Entender o fator D não é apenas academicamente intrigante; tem implicações práticas. Por exemplo, o conhecimento sobre o fator D de uma pessoa poderia ser usado para avaliar a probabilidade dela se envolver em comportamentos prejudiciais. Isso poderia ser particularmente relevante em contextos como violência extrema, quebra de regras ou enganação em setores corporativos ou públicos.

Além disso, os pesquisadores criaram um portal online onde indivíduos podem medir seu próprio escore D. Isso não só satisfaz a curiosidade pessoal sobre seus próprios traços obscuros, mas também pode contribuir para a pesquisa psicológica e terapêutica.

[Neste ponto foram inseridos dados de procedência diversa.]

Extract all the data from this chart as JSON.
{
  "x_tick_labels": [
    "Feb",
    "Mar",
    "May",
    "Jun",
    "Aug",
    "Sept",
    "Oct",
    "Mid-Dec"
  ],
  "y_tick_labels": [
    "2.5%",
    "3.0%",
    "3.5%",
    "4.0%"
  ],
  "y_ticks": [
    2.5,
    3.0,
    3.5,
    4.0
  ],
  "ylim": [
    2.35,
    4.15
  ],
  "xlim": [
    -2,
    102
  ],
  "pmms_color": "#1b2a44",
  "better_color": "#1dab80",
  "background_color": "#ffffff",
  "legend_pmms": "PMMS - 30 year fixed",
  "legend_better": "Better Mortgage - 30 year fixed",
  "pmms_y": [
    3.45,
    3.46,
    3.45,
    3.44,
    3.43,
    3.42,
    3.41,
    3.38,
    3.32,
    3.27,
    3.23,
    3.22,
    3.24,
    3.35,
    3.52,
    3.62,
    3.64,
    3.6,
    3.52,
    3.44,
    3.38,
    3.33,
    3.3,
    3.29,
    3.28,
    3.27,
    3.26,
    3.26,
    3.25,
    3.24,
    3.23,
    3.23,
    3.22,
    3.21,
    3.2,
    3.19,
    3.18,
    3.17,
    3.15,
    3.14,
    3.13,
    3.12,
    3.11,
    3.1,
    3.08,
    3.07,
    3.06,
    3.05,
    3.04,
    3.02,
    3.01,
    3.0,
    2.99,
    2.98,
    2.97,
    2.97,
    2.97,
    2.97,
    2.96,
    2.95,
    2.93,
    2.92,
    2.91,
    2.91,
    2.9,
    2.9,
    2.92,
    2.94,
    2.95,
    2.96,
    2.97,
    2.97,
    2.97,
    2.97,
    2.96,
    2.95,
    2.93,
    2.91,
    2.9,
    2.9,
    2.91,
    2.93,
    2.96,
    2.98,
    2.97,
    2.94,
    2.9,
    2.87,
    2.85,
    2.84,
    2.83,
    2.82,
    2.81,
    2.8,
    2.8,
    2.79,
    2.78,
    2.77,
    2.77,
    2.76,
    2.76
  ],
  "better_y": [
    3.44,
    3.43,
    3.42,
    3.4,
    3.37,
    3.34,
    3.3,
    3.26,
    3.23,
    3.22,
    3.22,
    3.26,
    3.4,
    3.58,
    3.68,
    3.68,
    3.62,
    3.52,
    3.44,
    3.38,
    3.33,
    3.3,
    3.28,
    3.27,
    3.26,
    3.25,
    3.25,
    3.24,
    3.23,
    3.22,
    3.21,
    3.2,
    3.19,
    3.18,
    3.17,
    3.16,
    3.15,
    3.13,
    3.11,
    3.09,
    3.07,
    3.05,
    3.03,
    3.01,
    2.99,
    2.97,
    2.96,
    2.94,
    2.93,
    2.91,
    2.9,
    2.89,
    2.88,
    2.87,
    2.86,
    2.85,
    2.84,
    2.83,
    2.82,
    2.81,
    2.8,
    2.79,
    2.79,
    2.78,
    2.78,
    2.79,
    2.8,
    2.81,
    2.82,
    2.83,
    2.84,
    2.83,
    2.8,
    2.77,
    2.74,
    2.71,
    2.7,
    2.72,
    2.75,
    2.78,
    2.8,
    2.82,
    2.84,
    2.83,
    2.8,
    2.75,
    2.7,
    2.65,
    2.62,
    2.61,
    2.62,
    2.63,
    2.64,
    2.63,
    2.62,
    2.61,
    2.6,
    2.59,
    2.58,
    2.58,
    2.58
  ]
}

Tal pesquisa poderia avançar nossa compreensão de ações malévolas e potencialmente levar a novas descobertas em psicologia.

As descobertas deste estudo, relatadas na Psychological Review, sugerem uma nova maneira de olhar para traços de personalidade negativos. Ao entender o denominador comum desses traços, pesquisadores e terapeutas podem desenvolver uma abordagem mais matizada para estudar, diagnosticar e tratar comportamentos associados a esses traços.